Realty News Report: The Energy Corridor in West Houston has an outsized amount of vacant and sublease space. What do you see happening there?

Kevin Roberts: The Energy Corridor will face intensified competition for a limited pool of tenants as sublease terms decline to the point where subleasing is no longer viable. As sublease availability diminishes, landlords will compete more aggressively for tenants, which will increase downward pressure on direct rents and lead to larger concession packages.

Realty News Report: How would you assess the downtown office market?

Kevin Roberts: The central business district is one of Houston’s most dynamic submarkets. The growth of activity east of Main Street has transformed downtown from a tunnel-focused, nine-to-five environment into a street-level live-work-play district that draws people downtown. The best buildings are capturing a disproportionate share of absorption. Established properties and complexes are investing in major renovations to activate street-level spaces and create distinct environments. For example, the Allen Center’s $45+ million renovation is reshaping the tenant experience by introducing a curated street-level program and new dining options. Many Class A towers from the 1970s and 1980s need significant redevelopment to remain competitive; some owners may conclude it’s more practical to let those buildings transition to Class B.

Realty News Report: Is it wise to allow a property to decline to Class B?

Kevin Roberts: At Transwestern, we believe the best way to protect long-term asset value is to compete at or near the top tier. There will always be a market for value-oriented downtown alternatives, and well-located properties with flexible base building systems can successfully serve those tenants. However, buildings with structural challenges—inefficient floor plates, awkward column spacing, limited parking or poor location—will struggle. The sale and potential renovation of Houston Center, if pursued by its new owners, could significantly enhance the eastern downtown momentum.

Realty News Report: Are we seeing a new definition of Class A space?
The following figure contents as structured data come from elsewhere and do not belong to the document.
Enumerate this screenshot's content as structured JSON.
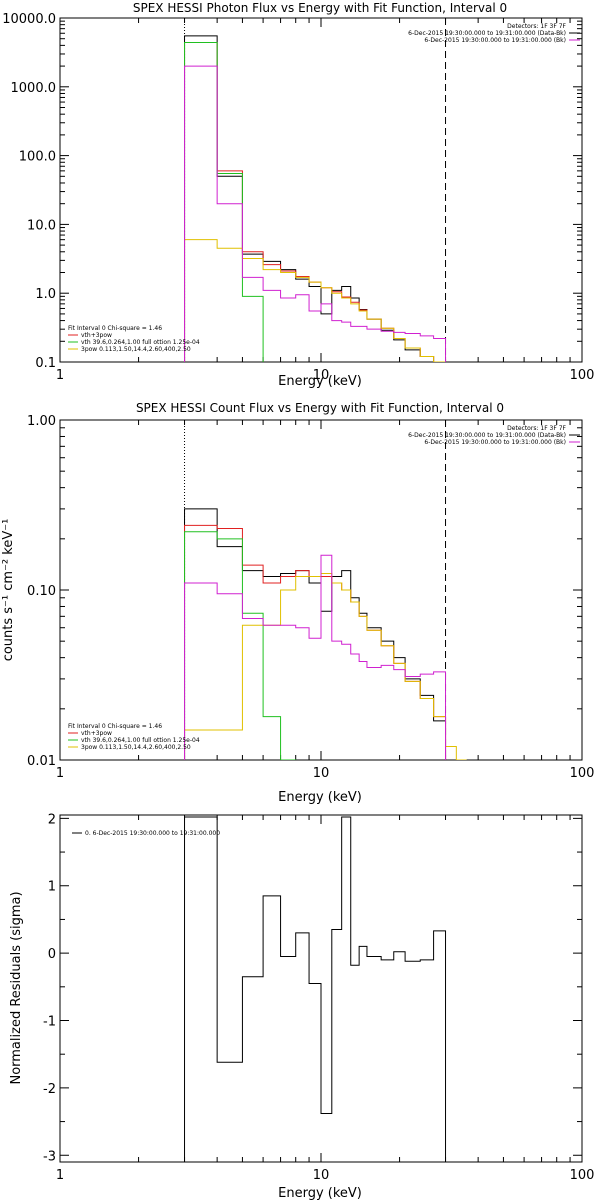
{
  "chart_data": [
    {
      "type": "line",
      "title": "SPEX HESSI Photon Flux vs Energy with Fit Function, Interval 0",
      "xlabel": "Energy (keV)",
      "ylabel": "",
      "xscale": "log",
      "yscale": "log",
      "xlim": [
        1,
        100
      ],
      "ylim": [
        0.1,
        10000
      ],
      "xtick_labels": [
        "1",
        "10",
        "100"
      ],
      "ytick_values": [
        0.1,
        1,
        10,
        100,
        1000,
        10000
      ],
      "ytick_labels": [
        "0.1",
        "1.0",
        "10.0",
        "100.0",
        "1000.0",
        "10000.0"
      ],
      "vlines": [
        {
          "x": 3,
          "style": "dotted",
          "color": "#000000"
        },
        {
          "x": 30,
          "style": "dashed",
          "color": "#000000"
        }
      ],
      "legend_top_right": [
        {
          "text": "Detectors: 1F 3F 7F",
          "color": ""
        },
        {
          "text": "6-Dec-2015 19:30:00.000 to 19:31:00.000 (Data-Bk)",
          "color": "#000000"
        },
        {
          "text": "6-Dec-2015 19:30:00.000 to 19:31:00.000 (Bk)",
          "color": "#d020d0"
        }
      ],
      "legend_bottom_left": [
        {
          "text": "Fit Interval 0   Chi-square = 1.46",
          "color": ""
        },
        {
          "text": "vth+3pow",
          "color": "#e02020"
        },
        {
          "text": "vth 39.6,0.264,1.00  full ottion 1.25e-04",
          "color": "#20c020"
        },
        {
          "text": "3pow 0.113,1.50,14.4,2.60,400,2.50",
          "color": "#e0c000"
        }
      ],
      "series": [
        {
          "color": "#000000",
          "edges": [
            3,
            4,
            5,
            6,
            7,
            8,
            9,
            10,
            11,
            12,
            13,
            14,
            15,
            17,
            19,
            21,
            24,
            27,
            30
          ],
          "values": [
            5500,
            50,
            3.7,
            2.9,
            2.2,
            1.6,
            1.25,
            0.5,
            1.1,
            1.25,
            0.85,
            0.58,
            0.42,
            0.29,
            0.21,
            0.15,
            0.12,
            0.1
          ]
        },
        {
          "color": "#e02020",
          "edges": [
            3,
            4,
            5,
            6,
            7,
            8,
            9,
            10,
            11,
            12,
            13,
            14,
            15,
            17,
            19,
            21,
            24,
            27,
            30
          ],
          "values": [
            4400,
            60,
            4.0,
            2.6,
            2.1,
            1.75,
            1.45,
            1.2,
            1.05,
            0.88,
            0.74,
            0.57,
            0.42,
            0.31,
            0.22,
            0.16,
            0.12,
            0.09
          ]
        },
        {
          "color": "#20c020",
          "edges": [
            3,
            4,
            5,
            6
          ],
          "values": [
            4400,
            55,
            0.9
          ]
        },
        {
          "color": "#e0c000",
          "edges": [
            3,
            4,
            5,
            6,
            7,
            8,
            9,
            10,
            11,
            12,
            13,
            14,
            15,
            17,
            19,
            21,
            24,
            27,
            30
          ],
          "values": [
            6,
            4.5,
            3.2,
            2.2,
            2.0,
            1.7,
            1.45,
            1.2,
            1.0,
            0.85,
            0.7,
            0.55,
            0.42,
            0.31,
            0.22,
            0.16,
            0.12,
            0.09
          ]
        },
        {
          "color": "#d020d0",
          "edges": [
            3,
            4,
            5,
            6,
            7,
            8,
            9,
            10,
            11,
            12,
            13,
            14,
            15,
            17,
            19,
            21,
            24,
            27,
            30
          ],
          "values": [
            2000,
            20,
            1.7,
            1.1,
            0.85,
            0.95,
            0.55,
            0.7,
            0.4,
            0.38,
            0.33,
            0.33,
            0.3,
            0.28,
            0.27,
            0.26,
            0.24,
            0.22
          ]
        }
      ]
    },
    {
      "type": "line",
      "title": "SPEX HESSI Count Flux vs Energy with Fit Function, Interval 0",
      "xlabel": "Energy (keV)",
      "ylabel": "counts s⁻¹ cm⁻² keV⁻¹",
      "xscale": "log",
      "yscale": "log",
      "xlim": [
        1,
        100
      ],
      "ylim": [
        0.01,
        1
      ],
      "xtick_labels": [
        "1",
        "10",
        "100"
      ],
      "ytick_values": [
        0.01,
        0.1,
        1
      ],
      "ytick_labels": [
        "0.01",
        "0.10",
        "1.00"
      ],
      "vlines": [
        {
          "x": 3,
          "style": "dotted",
          "color": "#000000"
        },
        {
          "x": 30,
          "style": "dashed",
          "color": "#000000"
        }
      ],
      "legend_top_right": [
        {
          "text": "Detectors: 1F 3F 7F",
          "color": ""
        },
        {
          "text": "6-Dec-2015 19:30:00.000 to 19:31:00.000 (Data-Bk)",
          "color": "#000000"
        },
        {
          "text": "6-Dec-2015 19:30:00.000 to 19:31:00.000 (Bk)",
          "color": "#d020d0"
        }
      ],
      "legend_bottom_left": [
        {
          "text": "Fit Interval 0   Chi-square = 1.46",
          "color": ""
        },
        {
          "text": "vth+3pow",
          "color": "#e02020"
        },
        {
          "text": "vth 39.6,0.264,1.00  full ottion 1.25e-04",
          "color": "#20c020"
        },
        {
          "text": "3pow 0.113,1.50,14.4,2.60,400,2.50",
          "color": "#e0c000"
        }
      ],
      "series": [
        {
          "color": "#000000",
          "edges": [
            3,
            4,
            5,
            6,
            7,
            8,
            9,
            10,
            11,
            12,
            13,
            14,
            15,
            17,
            19,
            21,
            24,
            27,
            30
          ],
          "values": [
            0.3,
            0.18,
            0.13,
            0.12,
            0.125,
            0.13,
            0.11,
            0.075,
            0.12,
            0.13,
            0.09,
            0.073,
            0.06,
            0.05,
            0.04,
            0.03,
            0.024,
            0.017
          ]
        },
        {
          "color": "#e02020",
          "edges": [
            3,
            4,
            5,
            6,
            7,
            8,
            9,
            10,
            11,
            12,
            13,
            14,
            15,
            17,
            19,
            21,
            24,
            27,
            30
          ],
          "values": [
            0.24,
            0.23,
            0.14,
            0.11,
            0.12,
            0.13,
            0.12,
            0.12,
            0.11,
            0.1,
            0.085,
            0.07,
            0.058,
            0.047,
            0.037,
            0.029,
            0.023,
            0.018
          ]
        },
        {
          "color": "#20c020",
          "edges": [
            3,
            4,
            5,
            6,
            7,
            8
          ],
          "values": [
            0.22,
            0.2,
            0.073,
            0.018,
            0.008
          ]
        },
        {
          "color": "#e0c000",
          "edges": [
            3,
            4,
            5,
            6,
            7,
            8,
            9,
            10,
            11,
            12,
            13,
            14,
            15,
            17,
            19,
            21,
            24,
            27,
            30,
            33,
            36
          ],
          "values": [
            0.015,
            0.015,
            0.062,
            0.062,
            0.1,
            0.12,
            0.12,
            0.125,
            0.11,
            0.1,
            0.085,
            0.07,
            0.058,
            0.047,
            0.037,
            0.029,
            0.023,
            0.018,
            0.012,
            0.01
          ]
        },
        {
          "color": "#d020d0",
          "edges": [
            3,
            4,
            5,
            6,
            7,
            8,
            9,
            10,
            11,
            12,
            13,
            14,
            15,
            17,
            19,
            21,
            24,
            27,
            30
          ],
          "values": [
            0.11,
            0.095,
            0.068,
            0.062,
            0.062,
            0.06,
            0.052,
            0.16,
            0.05,
            0.048,
            0.042,
            0.038,
            0.035,
            0.036,
            0.034,
            0.031,
            0.032,
            0.033
          ]
        }
      ]
    },
    {
      "type": "line",
      "title": "",
      "xlabel": "Energy (keV)",
      "ylabel": "Normalized Residuals (sigma)",
      "xscale": "log",
      "yscale": "linear",
      "xlim": [
        1,
        100
      ],
      "ylim": [
        -3.1,
        2.05
      ],
      "xtick_labels": [
        "1",
        "10",
        "100"
      ],
      "ytick_values": [
        -3,
        -2,
        -1,
        0,
        1,
        2
      ],
      "ytick_labels": [
        "-3",
        "-2",
        "-1",
        "0",
        "1",
        "2"
      ],
      "legend_top_left": [
        {
          "text": "0.  6-Dec-2015 19:30:00.000 to 19:31:00.000",
          "color": "#000000"
        }
      ],
      "series": [
        {
          "color": "#000000",
          "edges": [
            3,
            4,
            5,
            6,
            7,
            8,
            9,
            10,
            11,
            12,
            13,
            14,
            15,
            17,
            19,
            21,
            24,
            27,
            30
          ],
          "values": [
            2.02,
            -1.62,
            -0.35,
            0.85,
            -0.05,
            0.3,
            -0.45,
            -2.38,
            0.35,
            2.02,
            -0.18,
            0.1,
            -0.05,
            -0.1,
            0.02,
            -0.12,
            -0.1,
            0.33
          ],
          "drop_to_bottom": true
        }
      ]
    }
  ]
}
Kevin Roberts: Yes. Since 2010, the region has absorbed over 33 million square feet of office space, and property class distinctions are shifting. Former trophy assets must now improve services, efficiencies and amenities to compete. At the same time, multiple generations are reshaping workplace preferences and fueling activation trends, including the expansion of co-working. How these trends evolve over the long term remains to be seen, but they’re already influencing how Class A is defined.

Realty News Report: With negative absorption, high vacancy and heavy sublease supply, what will it take for the office market to recover?

Kevin Roberts: Houston’s economic performance through the energy industry restructuring has been notable. The region has added population and jobs, posted strong single-family home sales, and benefited from consolidation and diversification—factors that reinforce Houston’s appeal as a place to live and work. That said, recent job growth has not predominantly come from sectors that drive high office demand. For the office market to fully recover, energy-sector hiring will need to rebound as the industry adjusts to a new pricing environment. Upstream and energy services firms are adding jobs, often beginning near production sites before shifting back to Houston; when that cycle reverses, it can accelerate office demand quickly.

Realty News Report: Why are investors renewing interest in major Houston office properties?

Kevin Roberts: Investors across the risk spectrum have shown strong interest in Houston office assets. Contributing factors include the local economy’s resilience, opportunities to acquire assets at values favorable to replacement cost, and overheated pricing in other major markets. New buyers are entering Houston at levels not previously seen, driven by the belief that the market may have reached its low point and by the potential for attractive returns as conditions normalize.